With all apologies to independent store owners and their staff, wasn’t it nice to have a bank holiday weekend where the sun shone gloriously (as opposed to it raining all weekend, then turning nice on the day you head back to the office)? As a consolation for those who had to work across the weekend, I gather trade was brisk, especially on outdoor items – if nothing else, that lovely burst of sun should have cleared much of last year’s left-over stock.
Next week’s Toymaster show will give us a good opportunity to assess the lie of the land as to how the year is panning out. The British Retail Consortium reported this week that April sales were down by 3%, the largest monthly drop since its survey launched in 1995, with spending on non-food items said to be particularly badly hit. But I am inclined not to read too much into this; like San Francisco, the toy sector almost has its own ‘micro-climate’. Indeed, several people have suggested to me recently that Q1 trading may even have been better than official NPD data suggests; their rationale being that many of the retailers doing well at the moment are not part of NPD’s data panel.

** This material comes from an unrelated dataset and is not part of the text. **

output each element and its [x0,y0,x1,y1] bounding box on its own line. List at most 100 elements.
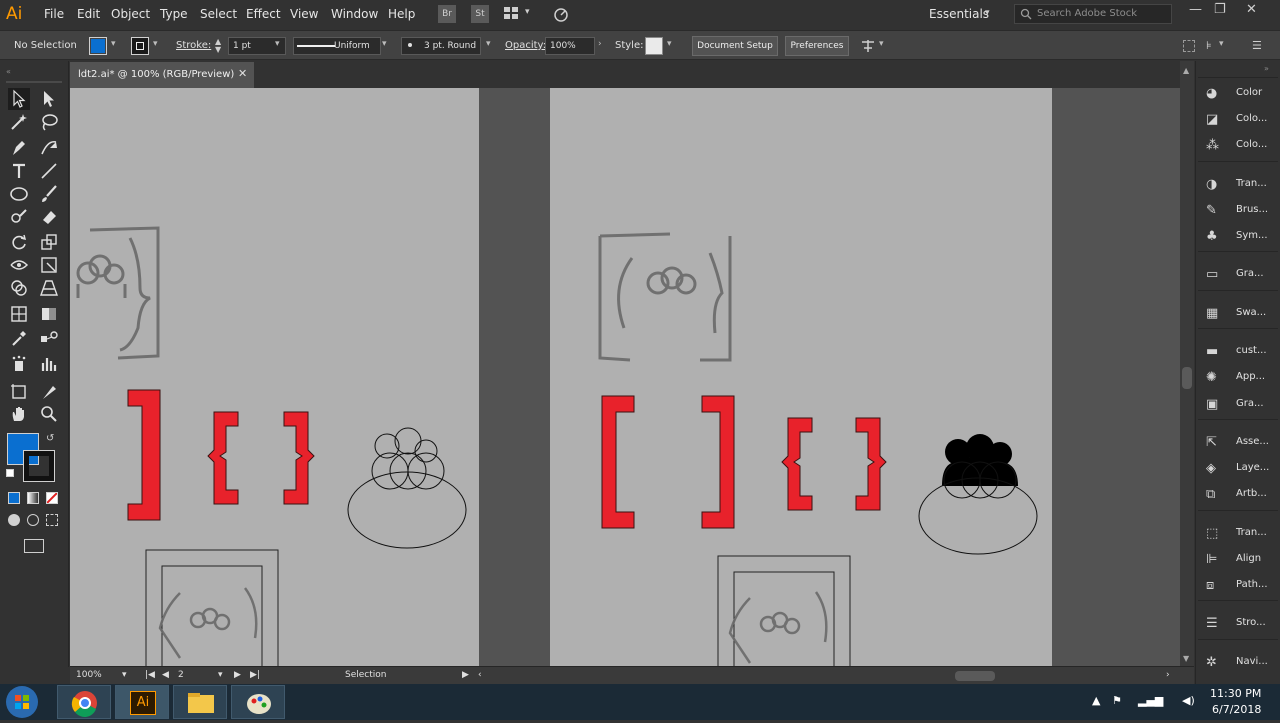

On the subject of Toymaster, there have been rumours of some significant omissions from this year’s Christmas catalogue. However, having spoken to Ian Edmunds, it seems that – as can sometimes happen in the toy trade – the truth has been exaggerated somewhat. For the record, it was one major company – rather than three – which took the decision not to be part of this year’s catalogue. More importantly, the withdrawal involved 12 items; as the catalogue features 280 items, this equates to 3%. Rather different than the “10 pages” which was being suggested by some people. Anyway, all will become clear at the show next week, when we see the finished catalogue in all its glory. Knowing how Toymaster members are traditionally drawn to catalogue items at the show (like proverbial moths to a flame), it will be interesting to see how busy the company in question’s stand is this year.
I’m looking forward to the show immensely, and not just because of the Ibiza-themed party night on the Tuesday evening. I can only imagine what fashion horrors are currently being packed into suitcases, and the bemused look on the faces of people’s other halves as their partner tries to explain that it really is a business trip, despite all sartorial evidence to the contrary. The Wednesday evening will see Bruno Gallone’s band grace the stage once again, although you have been saved from a guest vocal appearance by a certain Blog writer due to the fact we are heading back that afternoon. Maybe next year.
I was surprised to hear that John Langley has been informed by Tolo Toys this week that his services are no longer required after 23 years of service. John now finds himself on the hunt for new opportunities; with his extensive knowledge and experience, I am sure it won’t be too long before he finds something suitable. You can email him at email@example.com. In other employment news, Val Fry will be taking on a new role looking after the licensing portfolio of Centa IP in the UK, in addition to continuing to work with Coolabi on a consultancy basis, while Carl Raven has replaced Jonathan Busher as international sales director at Vivid.
Over in the USA, the ‘corporate funeral’ of Toys R Us gets more surreal by the day. The ‘augmented liquidation sale’ I mentioned a few weeks ago is in full swing; I’m told that toys have now been joined by a mountain of nursery clearance merchandise and, incredibly, housewares – described by one American source as “dollar-store level pots and pans and the like.” If that wasn’t bad enough, the administrators are coming up with ever-more leftfield ways to lure customers into store. Perhaps the most bizarre is the offer of having a picture taken with a picture of Geoffrey the Giraffe (which they call a ‘selfie banner’). A picture with a costume character of Geoffrey would, of course, have been an infinitely more enticing proposition – but unfortunately the administrator had already instructed stores to send back the costumes to be destroyed. So, in a feat of brilliance, they spent money printing the selfie banners instead! Mind you, as they’re selling millions of dollars of stock which they never paid for (and probably never will), maybe they can afford it.
However, there is good news for those who believed that the US toy market would collapse overnight. NPD has reported that US toy sales rose 13% in the first 14 weeks of the year, driven by the TRU liquidation sale to the tune of $180m (an impact that we certainly didn’t see in the UK numbers). According to a survey, 56% of the toys bought in the sale will be given to kids immediately; only 22% will be held back for Christmas. If true, this would allegedly have a net impact of less than 1% on future Christmas sales. This is potentially encouraging news, although it would be even better if suppliers knew they would be paid in full for the stock being sold, rather than at the projected rate of 20 cents in the dollar.
Back here in the UK, e-tailer Gameseek has gone into liquidation, following reports of financial difficulties which have been circulating for several weeks. While principally a video games site, the Gameseek website had a significant toy section, so I hope too many toy suppliers haven’t been affected by its demise. Although when the owner of the site was quoted last year as having said “We could easily sell at higher prices but why not create history?”, maybe there was a small clue as to how things might turn out…
Right, I’m off to find my glowsticks and face paint and practise singing ‘Woah, we’re going to Ibiza’ (disclaimer: I only know the Venagboys because they were around when my daughters were young. I have never been on a Vengabus and have no intention of ever doing so). See you in Harrogate.